Editor’s note: The following is an excerpt from “Dying to Live: From Agnostic to Baptist to Catholic”, a new book by Ian Murphy, published by Ignatius Press.
The new ministry position at the Catholic Diocese of Austin was wonderful… The Catholic parsonage provided the perfect atmosphere for me to complete the remainder of my thesis. The university even scored me another talk in front of a thousand students, at its annual tent revival. The remaining time in the theology program became some of the happiest months of my life.
Nevertheless, there was one spiritual concern that still required God’s healing grace before I could officially enter the Church at the 2004 Easter Vigil. Namely, I still couldn’t bring myself to believe in the Communion of the Saints. That is, I couldn’t ask for prayers from angels or saints in heaven. I had no theological issue with the practice. After all, I had no problem with asking for prayers from Christ’s followers on this side of eternity. I simply couldn’t bring myself to ask for prayer from someone on the other side.
I had been raised with an emotional allergy to the very idea of the intercession of the saints. Growing up, my dad taught me that asking the saints to pray for us was idolatry. By every possible means he instilled deep within my heart that prayers to the dead are evil.
Years later the aversion to the practice still lingered.
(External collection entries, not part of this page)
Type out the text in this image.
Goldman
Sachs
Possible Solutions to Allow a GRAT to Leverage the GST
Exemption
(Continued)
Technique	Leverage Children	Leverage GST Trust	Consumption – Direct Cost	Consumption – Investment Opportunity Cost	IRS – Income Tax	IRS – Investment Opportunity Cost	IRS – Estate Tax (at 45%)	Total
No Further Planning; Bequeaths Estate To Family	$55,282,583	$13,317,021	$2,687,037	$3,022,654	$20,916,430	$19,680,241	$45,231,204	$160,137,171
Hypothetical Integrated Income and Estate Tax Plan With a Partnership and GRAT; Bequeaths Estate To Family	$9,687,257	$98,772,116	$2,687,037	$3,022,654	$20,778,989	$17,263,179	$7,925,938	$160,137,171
God went to work on this issue with style.
Before landing the new job at the diocesan office, my savings had depleted rapidly. At one point, it was going to take a financial miracle for me to remain in school. My brother Sean came to my rescue. He prayed, “God, if you give me any surplus of money, it will all go straight to Ian.” The day after he said this prayer, Sean received a check in surplus of a thousand dollars.
Libby called me up with the good news. She said, “We put together a care package that includes the money. You should ask your personal guardian angel to have this package hand- delivered to you, so that the enemy can’t interfere. You’ve dealt with enough of his interference lately.”
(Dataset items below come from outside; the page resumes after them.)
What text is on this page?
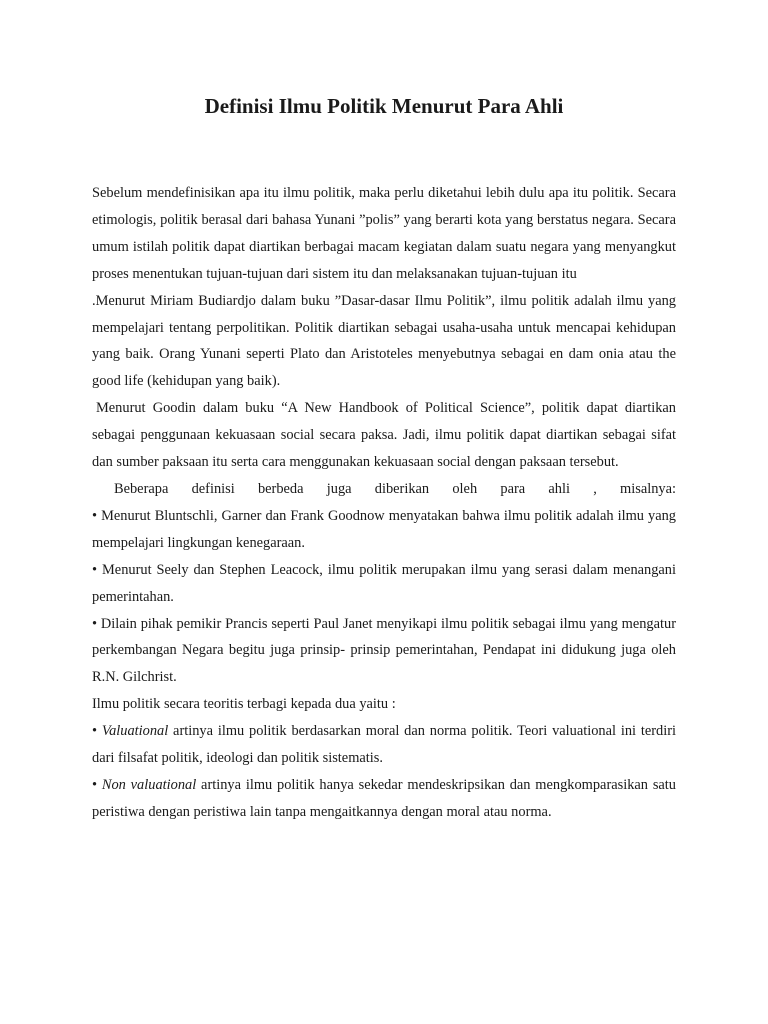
Definisi Ilmu Politik Menurut Para Ahli

Sebelum mendefinisikan apa itu ilmu politik, maka perlu diketahui lebih dulu apa itu politik. Secara etimologis, politik berasal dari bahasa Yunani ”polis” yang berarti kota yang berstatus negara. Secara umum istilah politik dapat diartikan berbagai macam kegiatan dalam suatu negara yang menyangkut proses menentukan tujuan-tujuan dari sistem itu dan melaksanakan tujuan-tujuan itu

.Menurut Miriam Budiardjo dalam buku ”Dasar-dasar Ilmu Politik”, ilmu politik adalah ilmu yang mempelajari tentang perpolitikan. Politik diartikan sebagai usaha-usaha untuk mencapai kehidupan yang baik. Orang Yunani seperti Plato dan Aristoteles menyebutnya sebagai en dam onia atau the good life (kehidupan yang baik).

Menurut Goodin dalam buku “A New Handbook of Political Science”, politik dapat diartikan sebagai penggunaan kekuasaan social secara paksa. Jadi, ilmu politik dapat diartikan sebagai sifat dan sumber paksaan itu serta cara menggunakan kekuasaan social dengan paksaan tersebut.

Beberapa definisi berbeda juga diberikan oleh para ahli , misalnya:

• Menurut Bluntschli, Garner dan Frank Goodnow menyatakan bahwa ilmu politik adalah ilmu yang mempelajari lingkungan kenegaraan.

• Menurut Seely dan Stephen Leacock, ilmu politik merupakan ilmu yang serasi dalam menangani pemerintahan.

• Dilain pihak pemikir Prancis seperti Paul Janet menyikapi ilmu politik sebagai ilmu yang mengatur perkembangan Negara begitu juga prinsip- prinsip pemerintahan, Pendapat ini didukung juga oleh R.N. Gilchrist.

Ilmu politik secara teoritis terbagi kepada dua yaitu :

• Valuational artinya ilmu politik berdasarkan moral dan norma politik. Teori valuational ini terdiri dari filsafat politik, ideologi dan politik sistematis.

• Non valuational artinya ilmu politik hanya sekedar mendeskripsikan dan mengkomparasikan satu peristiwa dengan peristiwa lain tanpa mengaitkannya dengan moral atau norma.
“Okay,” I said, in a patronizing tone of voice that communicated evident disbelief.
“I’m serious, Ian. The Communion of Saints includes God’s host. Saint Michael was God’s instrument for defeating Satan and the other angels who rebelled. This is real. You already know that fallen angels are real. Why struggle with the notion of the angels who are on God’s side? You have a guardian angel,” she insisted, “ask for his help.”
“I can’t,” I said.
“I just can’t. I’ve mentally filed it along with stuff that’s bad,” I explained.
She replied, “Then I’m lending you my angel. I’ve asked him to hand- deliver this money to you.”
The next day, a man was wandering about outside the college residences. He looked lost. Then he walked up to me holding a box. “I don’t suppose you’re Ian Murphy?” he asked.
“That’s me,” I said.
“Here,” he replied, handing me the package that Sean and Libby had overnighted.
After I signed for the delivery, he started walking away from me.
“Wait!” I stopped him.
“Yes?” he said.
“Who told you who I was?” I questioned.
“Nobody,” he said, beginning to look confused.
I asked him, “Then how did you know it was me?”
“I . . . I don’t know. Somehow, I knew. I looked at you, and I knew. Come to think of it, there are hundreds of people around here. Wait a minute, I have no clue how this happened!” he exclaimed in bewilderment.
Confounded at the experience, I called Libby. “It was hand- delivered!”
“I know,” she said.
“No, I mean miraculously, impossibly HAND-DELIVERED!” I yelled in amazement.
“I know,” she repeated. “Welcome to a larger world. Now may I have my angel back, please?”
I thought to myself, “You mean this is real?” Even with that, I couldn’t bring myself to talk to anyone from the other side.